Abstract:
To address the challenges of missed detection and false detection for small objects in unmanned aerial vehicle (UAV) aerial imagery and improve the detection accuracy and real-time performance of small-object detection, this paper proposes a full-link collaborative optimization detection algorithm based on YOLOv11s. A collaborative module for multi-scale feature extraction and cross-scale feature fusion is constructed in the proposed algorithm. The Multi-scale Edge Enhancement Module (MEESA) is embedded to strengthen the edge details and local features of small objects, and the Focused Small Target Feature Strengthening Pyramid (FSFP) module is adopted to implement lightweight cross-scale feature interaction and compensate for the missing feature information between shallow and deep network layers. Furthermore, the feature interaction and prediction mechanism of the network are optimized: the conventional SPPF module is replaced with the AIFI-RepBN (adaptive interactive feature interaction-reparameterized batch normalization) module to enhance the stability of feature interaction and inference efficiency; the Detect-LQE (detection-localization quality estimation) mechanism is introduced to rectify the independent prediction defects of the detection head and realize correlated optimization for bounding box localization and classification confidence scores. Meanwhile, an Inner-EIoU (inner-enhanced intersection over union) loss function is designed to refine the bounding box localization performance of small objects and accelerate model convergence.
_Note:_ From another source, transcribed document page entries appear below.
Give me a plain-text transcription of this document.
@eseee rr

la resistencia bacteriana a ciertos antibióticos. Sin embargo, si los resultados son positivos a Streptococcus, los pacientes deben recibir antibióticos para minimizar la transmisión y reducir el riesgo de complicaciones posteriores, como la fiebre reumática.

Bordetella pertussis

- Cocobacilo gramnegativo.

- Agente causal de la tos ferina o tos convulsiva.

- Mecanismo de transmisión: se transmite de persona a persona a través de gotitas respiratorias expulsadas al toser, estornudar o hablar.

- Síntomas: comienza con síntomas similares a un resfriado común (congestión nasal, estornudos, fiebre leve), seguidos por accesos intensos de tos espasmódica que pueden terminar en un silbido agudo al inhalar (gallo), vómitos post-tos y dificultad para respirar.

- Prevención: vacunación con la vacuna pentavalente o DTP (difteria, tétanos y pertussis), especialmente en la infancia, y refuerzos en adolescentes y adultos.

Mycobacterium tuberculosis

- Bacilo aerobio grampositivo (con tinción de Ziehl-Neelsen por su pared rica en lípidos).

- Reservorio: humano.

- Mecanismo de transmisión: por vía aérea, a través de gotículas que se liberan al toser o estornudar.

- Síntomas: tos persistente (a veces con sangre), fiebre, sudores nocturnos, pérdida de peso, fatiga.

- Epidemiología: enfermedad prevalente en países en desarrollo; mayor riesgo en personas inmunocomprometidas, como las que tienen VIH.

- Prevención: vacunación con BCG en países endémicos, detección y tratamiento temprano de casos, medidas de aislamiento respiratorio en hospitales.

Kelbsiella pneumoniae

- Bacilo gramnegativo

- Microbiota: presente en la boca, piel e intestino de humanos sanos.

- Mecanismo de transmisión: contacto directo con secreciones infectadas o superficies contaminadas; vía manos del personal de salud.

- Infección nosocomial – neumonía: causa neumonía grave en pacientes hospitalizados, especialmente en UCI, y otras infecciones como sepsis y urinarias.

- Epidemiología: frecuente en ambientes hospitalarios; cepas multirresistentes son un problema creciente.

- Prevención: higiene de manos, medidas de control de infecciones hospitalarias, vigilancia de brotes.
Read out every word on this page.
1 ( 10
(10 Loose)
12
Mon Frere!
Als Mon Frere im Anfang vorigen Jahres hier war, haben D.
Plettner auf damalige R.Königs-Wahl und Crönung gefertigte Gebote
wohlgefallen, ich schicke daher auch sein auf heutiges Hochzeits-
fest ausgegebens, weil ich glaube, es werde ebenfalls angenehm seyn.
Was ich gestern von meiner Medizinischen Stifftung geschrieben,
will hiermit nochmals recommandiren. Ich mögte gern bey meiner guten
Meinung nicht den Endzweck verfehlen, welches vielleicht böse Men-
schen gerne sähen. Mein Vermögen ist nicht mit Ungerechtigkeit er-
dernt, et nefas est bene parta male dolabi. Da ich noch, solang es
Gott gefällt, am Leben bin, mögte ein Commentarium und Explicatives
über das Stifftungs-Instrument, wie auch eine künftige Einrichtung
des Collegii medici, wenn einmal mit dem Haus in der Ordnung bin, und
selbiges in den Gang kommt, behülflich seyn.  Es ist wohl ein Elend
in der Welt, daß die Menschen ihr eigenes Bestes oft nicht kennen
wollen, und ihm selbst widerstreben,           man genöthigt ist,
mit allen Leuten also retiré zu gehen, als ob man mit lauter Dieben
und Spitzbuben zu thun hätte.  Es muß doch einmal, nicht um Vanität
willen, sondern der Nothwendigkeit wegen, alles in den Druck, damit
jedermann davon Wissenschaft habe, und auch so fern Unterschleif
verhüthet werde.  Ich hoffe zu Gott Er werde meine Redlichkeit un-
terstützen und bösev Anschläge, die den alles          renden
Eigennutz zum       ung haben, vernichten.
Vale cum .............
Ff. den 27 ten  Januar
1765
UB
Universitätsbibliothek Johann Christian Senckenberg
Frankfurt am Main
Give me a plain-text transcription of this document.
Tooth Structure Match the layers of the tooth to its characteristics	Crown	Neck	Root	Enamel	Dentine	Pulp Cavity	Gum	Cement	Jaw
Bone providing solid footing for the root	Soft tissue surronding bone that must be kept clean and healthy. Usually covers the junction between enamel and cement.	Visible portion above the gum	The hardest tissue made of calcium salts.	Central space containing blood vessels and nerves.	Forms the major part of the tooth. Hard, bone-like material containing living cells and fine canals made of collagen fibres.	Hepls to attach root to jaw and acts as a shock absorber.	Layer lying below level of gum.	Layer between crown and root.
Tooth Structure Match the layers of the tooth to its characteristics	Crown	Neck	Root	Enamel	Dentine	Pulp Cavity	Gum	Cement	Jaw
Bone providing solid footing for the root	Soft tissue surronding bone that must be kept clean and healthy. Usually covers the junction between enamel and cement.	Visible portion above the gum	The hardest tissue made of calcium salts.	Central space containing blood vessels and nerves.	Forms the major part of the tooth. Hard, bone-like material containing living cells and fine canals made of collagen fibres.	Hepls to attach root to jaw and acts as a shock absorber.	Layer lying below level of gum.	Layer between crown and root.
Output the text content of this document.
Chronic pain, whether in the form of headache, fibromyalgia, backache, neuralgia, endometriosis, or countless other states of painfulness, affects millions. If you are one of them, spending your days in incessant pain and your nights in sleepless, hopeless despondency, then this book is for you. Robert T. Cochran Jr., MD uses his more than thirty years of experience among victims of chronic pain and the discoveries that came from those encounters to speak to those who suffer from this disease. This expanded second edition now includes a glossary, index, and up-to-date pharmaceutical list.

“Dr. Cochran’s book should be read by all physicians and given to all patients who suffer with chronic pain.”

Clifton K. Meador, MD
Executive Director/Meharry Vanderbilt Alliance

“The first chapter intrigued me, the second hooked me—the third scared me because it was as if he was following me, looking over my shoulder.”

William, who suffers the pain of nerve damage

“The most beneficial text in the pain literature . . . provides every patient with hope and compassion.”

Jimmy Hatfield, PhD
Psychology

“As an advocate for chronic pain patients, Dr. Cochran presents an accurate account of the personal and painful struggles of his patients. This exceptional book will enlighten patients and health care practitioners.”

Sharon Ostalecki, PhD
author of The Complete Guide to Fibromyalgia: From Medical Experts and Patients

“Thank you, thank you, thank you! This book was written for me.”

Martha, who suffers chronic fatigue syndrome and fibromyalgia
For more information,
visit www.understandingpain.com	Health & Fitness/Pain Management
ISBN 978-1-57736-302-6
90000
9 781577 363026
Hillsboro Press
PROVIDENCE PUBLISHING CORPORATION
Experimental results on the VisDrone2019 dataset demonstrate that compared with the original YOLOv11s baseline model, the optimized algorithm achieves 2.5% and 1.6% improvements in mAP@0.5 and mAP@0.5:0.95 respectively, while keeping a lightweight parameter size of 11×10
6. The proposed algorithm effectively mitigates the missed and false detection issues of small objects in UAV aerial images with balanced detection precision and inference speed, which can satisfy the real-time detection requirements of practical application scenarios including UAV-based traffic management and emergency rescue.